Display detailed MCAP file information including schemas, channels, message counts, and time ranges.

# Single file
pymcap-cli info data.mcap

# Multiple files (displays each file separately)
pymcap-cli info file1.mcap file2.mcap file3.mcap

# JSON output for single file
pymcap-cli info-json data.mcap

# JSON output for multiple files (returns array)
pymcap-cli info-json file1.mcap file2.mcap

cat - Stream Messages

Stream MCAP messages to stdout. Outputs as Rich tables when interactive, JSONL when piped.

# Display messages in a table (interactive)
pymcap-cli cat recording.mcap

# Pipe to file as JSONL
pymcap-cli cat recording.mcap > messages.jsonl

# Filter specific topics
pymcap-cli cat recording.mcap --topics /camera/image

# Filter by time range
pymcap-cli cat recording.mcap --start-secs 10 --end-secs 20

# Limit output
pymcap-cli cat recording.mcap --limit 100

# Query specific field using message path
pymcap-cli cat recording.mcap --query '/odom.pose.position.x'

# Filter array elements
pymcap-cli cat recording.mcap --query '/detections.objects[:]{confidence>0.8}'

recover - Advanced Recovery

Recover data from potentially corrupt MCAP files with intelligent error handling.

# Basic recovery
pymcap-cli recover corrupt.mcap -o fixed.mcap

# Force chunk decoding for maximum recovery
pymcap-cli recover corrupt.mcap -o fixed.mcap --always-decode-chunk

recover-inplace - In-Place Recovery

Rebuild an MCAP file's summary and footer in place without creating a new file.

# Rebuild summary/footer in place
pymcap-cli recover-inplace data.mcap

# With exact size calculation
pymcap-cli recover-inplace data.mcap --exact-sizes

# Skip confirmation prompt
pymcap-cli recover-inplace data.mcap --force

process - Unified Processing

The most powerful command - combines recovery, filtering, and optimization in a single pass.

# Filter by topic regex
pymcap-cli process data.mcap -o filtered.mcap -y "/camera.*" -y "/lidar.*"

# Time range filtering (nanoseconds or RFC3339)
pymcap-cli process data.mcap -o subset.mcap -S 1640995200000000000 -E 1640995260000000000
pymcap-cli process data.mcap -o subset.mcap -S "2022-01-01T00:00:00Z" -E "2022-01-01T01:00:00Z"

# Exclude topics and metadata
pymcap-cli process data.mcap -o clean.mcap -n "/debug.*" --exclude-metadata

# Change compression with filtering
pymcap-cli process zstd.mcap -o lz4.mcap --compression lz4 -y "/important.*"
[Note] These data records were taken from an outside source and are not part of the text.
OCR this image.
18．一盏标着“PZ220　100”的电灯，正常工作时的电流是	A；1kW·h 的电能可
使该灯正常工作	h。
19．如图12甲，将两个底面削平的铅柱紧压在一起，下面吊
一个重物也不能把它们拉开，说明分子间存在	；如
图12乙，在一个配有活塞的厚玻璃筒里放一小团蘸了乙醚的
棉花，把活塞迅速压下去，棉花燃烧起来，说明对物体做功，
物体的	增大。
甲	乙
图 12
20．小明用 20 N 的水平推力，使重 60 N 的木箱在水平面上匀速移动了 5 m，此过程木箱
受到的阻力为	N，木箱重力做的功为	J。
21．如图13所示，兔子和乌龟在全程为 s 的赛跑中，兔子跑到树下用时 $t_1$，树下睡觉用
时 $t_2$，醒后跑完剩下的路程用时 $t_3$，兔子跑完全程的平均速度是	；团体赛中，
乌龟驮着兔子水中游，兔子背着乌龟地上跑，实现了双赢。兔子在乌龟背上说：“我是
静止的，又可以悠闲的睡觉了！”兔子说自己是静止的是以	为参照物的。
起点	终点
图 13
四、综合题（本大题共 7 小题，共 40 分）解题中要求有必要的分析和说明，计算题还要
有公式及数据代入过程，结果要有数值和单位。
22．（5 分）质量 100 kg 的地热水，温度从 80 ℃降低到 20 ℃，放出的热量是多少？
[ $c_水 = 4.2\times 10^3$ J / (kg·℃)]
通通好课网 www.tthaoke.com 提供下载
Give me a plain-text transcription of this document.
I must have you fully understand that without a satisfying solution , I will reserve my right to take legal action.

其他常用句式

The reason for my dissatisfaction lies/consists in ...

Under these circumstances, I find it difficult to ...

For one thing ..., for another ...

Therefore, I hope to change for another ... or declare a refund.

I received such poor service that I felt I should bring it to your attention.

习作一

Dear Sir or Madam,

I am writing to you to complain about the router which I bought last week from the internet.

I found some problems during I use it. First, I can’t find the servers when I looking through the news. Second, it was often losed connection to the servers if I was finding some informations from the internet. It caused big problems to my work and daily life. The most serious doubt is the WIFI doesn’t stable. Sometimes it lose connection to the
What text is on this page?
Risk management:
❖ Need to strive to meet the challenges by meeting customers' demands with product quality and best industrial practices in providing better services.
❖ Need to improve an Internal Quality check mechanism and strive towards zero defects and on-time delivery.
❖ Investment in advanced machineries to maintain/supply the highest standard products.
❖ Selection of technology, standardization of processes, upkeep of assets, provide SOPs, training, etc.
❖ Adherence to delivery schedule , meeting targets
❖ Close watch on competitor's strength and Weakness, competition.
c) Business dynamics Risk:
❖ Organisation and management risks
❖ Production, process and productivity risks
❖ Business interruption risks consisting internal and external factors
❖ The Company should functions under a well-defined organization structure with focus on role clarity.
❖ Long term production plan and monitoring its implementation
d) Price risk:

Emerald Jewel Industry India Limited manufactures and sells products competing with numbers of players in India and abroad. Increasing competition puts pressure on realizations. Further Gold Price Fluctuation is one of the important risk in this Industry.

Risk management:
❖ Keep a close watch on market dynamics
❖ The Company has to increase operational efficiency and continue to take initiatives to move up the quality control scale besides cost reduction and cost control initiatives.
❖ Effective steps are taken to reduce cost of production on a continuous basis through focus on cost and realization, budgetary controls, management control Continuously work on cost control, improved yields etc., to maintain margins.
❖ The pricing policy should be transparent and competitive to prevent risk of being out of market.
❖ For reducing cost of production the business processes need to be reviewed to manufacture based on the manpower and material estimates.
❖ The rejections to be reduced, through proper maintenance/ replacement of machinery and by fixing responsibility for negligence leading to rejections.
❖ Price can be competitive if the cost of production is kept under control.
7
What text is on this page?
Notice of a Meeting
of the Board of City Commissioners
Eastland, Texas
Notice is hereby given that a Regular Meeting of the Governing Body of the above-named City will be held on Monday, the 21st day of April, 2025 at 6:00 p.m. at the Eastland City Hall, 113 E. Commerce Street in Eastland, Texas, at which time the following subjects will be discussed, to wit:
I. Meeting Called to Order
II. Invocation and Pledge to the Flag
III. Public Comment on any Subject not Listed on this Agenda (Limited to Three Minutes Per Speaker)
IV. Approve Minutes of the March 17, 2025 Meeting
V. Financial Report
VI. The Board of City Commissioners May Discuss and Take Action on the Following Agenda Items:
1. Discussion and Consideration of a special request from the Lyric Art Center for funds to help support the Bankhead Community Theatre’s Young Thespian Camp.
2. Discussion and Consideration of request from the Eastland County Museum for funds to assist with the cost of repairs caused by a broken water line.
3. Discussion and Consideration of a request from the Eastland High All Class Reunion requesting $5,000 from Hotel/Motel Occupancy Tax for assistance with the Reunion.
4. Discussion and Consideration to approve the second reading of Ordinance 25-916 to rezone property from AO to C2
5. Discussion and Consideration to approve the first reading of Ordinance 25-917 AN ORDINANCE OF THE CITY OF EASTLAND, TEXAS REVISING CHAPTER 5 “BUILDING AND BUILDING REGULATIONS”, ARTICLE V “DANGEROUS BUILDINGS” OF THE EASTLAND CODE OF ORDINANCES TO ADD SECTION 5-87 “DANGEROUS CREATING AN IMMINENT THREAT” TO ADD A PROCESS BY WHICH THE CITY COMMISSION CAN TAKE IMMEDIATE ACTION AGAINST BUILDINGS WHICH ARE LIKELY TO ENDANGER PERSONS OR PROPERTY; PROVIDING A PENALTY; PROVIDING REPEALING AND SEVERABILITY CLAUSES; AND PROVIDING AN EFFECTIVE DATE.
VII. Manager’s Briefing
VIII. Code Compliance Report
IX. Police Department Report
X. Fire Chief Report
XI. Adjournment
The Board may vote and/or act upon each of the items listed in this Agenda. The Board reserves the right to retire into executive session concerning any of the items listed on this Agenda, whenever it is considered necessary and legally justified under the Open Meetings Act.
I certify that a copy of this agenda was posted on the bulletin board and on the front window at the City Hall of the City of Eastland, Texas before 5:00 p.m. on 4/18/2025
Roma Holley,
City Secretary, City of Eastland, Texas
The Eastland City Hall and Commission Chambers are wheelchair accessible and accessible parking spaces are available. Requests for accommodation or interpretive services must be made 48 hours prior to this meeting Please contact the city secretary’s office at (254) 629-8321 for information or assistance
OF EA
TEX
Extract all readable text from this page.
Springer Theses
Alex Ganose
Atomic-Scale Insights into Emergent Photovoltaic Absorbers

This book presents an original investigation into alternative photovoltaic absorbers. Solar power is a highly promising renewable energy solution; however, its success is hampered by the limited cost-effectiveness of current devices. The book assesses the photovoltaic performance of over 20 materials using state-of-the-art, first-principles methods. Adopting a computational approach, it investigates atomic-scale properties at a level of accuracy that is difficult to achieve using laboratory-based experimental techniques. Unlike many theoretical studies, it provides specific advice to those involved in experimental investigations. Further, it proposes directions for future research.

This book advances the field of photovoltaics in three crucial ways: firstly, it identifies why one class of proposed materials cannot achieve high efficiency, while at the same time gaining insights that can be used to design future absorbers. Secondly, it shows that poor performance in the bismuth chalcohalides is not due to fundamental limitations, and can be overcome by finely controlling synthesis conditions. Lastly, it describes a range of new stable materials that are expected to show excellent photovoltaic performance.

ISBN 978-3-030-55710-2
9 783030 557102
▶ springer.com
# Recovery mode with filtering (handles corrupt files)
pymcap-cli process corrupt.mcap -o recovered.mcap -y "/camera.*" --recovery-mode

merge - Merge Files

Merge multiple MCAP files chronologically into a single output file.

# Merge two files
pymcap-cli merge recording1.mcap recording2.mcap -o combined.mcap

# Merge with compression
pymcap-cli merge *.mcap -o all_recordings.mcap --compression lz4

# Exclude metadata/attachments
pymcap-cli merge file1.mcap file2.mcap -o merged.mcap --metadata exclude

convert - Convert DB3 to MCAP

Convert ROS2 DB3 (SQLite) bag files to MCAP format.

# Basic conversion
pymcap-cli convert input.db3 -o output.mcap

# Specify ROS distro
pymcap-cli convert input.db3 -o output.mcap --distro jazzy

# With custom message definitions
pymcap-cli convert input.db3 -o output.mcap --extra-path /path/to/msgs

# Multiple custom paths
pymcap-cli convert input.db3 -o output.mcap \
    --extra-path /path/to/msgs1 \
    --extra-path /path/to/msgs2

rechunk - Topic-Based Rechunking

Reorganize MCAP messages into separate chunk groups based on topic patterns. This is useful for optimizing file layout when different topics are accessed independently, improving playback performance for topic-specific queries.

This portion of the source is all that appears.